Der Basler Kostümverleiher Patrick Schlenker ist Obmann von Rost & Grünspan - und läuft selber mit.

Herr Schlenker, zum Gedenken an den Ersten Weltkrieg marschieren Sie mit ihrem Verein durchs Laufental. Die neutrale Schweiz war aber gar nie in Kampfhandlungen involviert. Warum der Marsch?

Patrick Schlenker: Halt! Wir gedenken nicht des Kriegsendes, wir gedenken der Opfer des Ersten Weltkriegs - allen Opfern des Kriegs. Übrigens gab es auch in der Schweiz viele Tote: Die Bevölkerung hungerte, bei der Armee kam es zu zahlreichen Unfällen und Suiziden, und nicht zuletzt raffte die Spanische Grippe Millionen von Menschen dahin, darunter auch Tausende in der Schweiz.

Sie marschieren in Original-Uniformen und - nicht mehr funktionsfähigen - Waffen der Schweizer Armee.
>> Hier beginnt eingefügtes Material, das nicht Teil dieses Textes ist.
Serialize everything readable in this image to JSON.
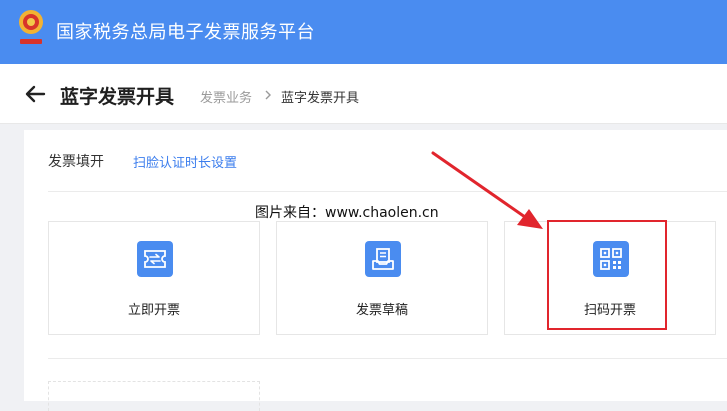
{
  "app": {
    "title": "国家税务总局电子发票服务平台"
  },
  "header": {
    "page_title": "蓝字发票开具",
    "breadcrumb": [
      "发票业务",
      "蓝字发票开具"
    ]
  },
  "section": {
    "title": "发票填开",
    "link": "扫脸认证时长设置"
  },
  "watermark": "图片来自：www.chaolen.cn",
  "cards": [
    {
      "label": "立即开票",
      "icon": "ticket-exchange-icon"
    },
    {
      "label": "发票草稿",
      "icon": "draft-tray-icon"
    },
    {
      "label": "扫码开票",
      "icon": "qr-code-icon"
    }
  ],
  "colors": {
    "brand": "#4a8cf0",
    "highlight": "#e1252d",
    "link": "#3b7ded"
  }
}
Wie reagieren Passanten auf Ihre «Truppe»?

Die meisten erfreuen sich an unserem Anblick, nicht wenige sprechen uns an. Viele vorbeifahrende Autofahrer hupen. Und da wir ein langes Stück entlang der Bahnlinie Basel - Delémont marschieren, kommt es immer wieder vor, dass uns Zugführer mit Signalhorn grüssen.

Wo hat der Verein die Uniformen beschafft?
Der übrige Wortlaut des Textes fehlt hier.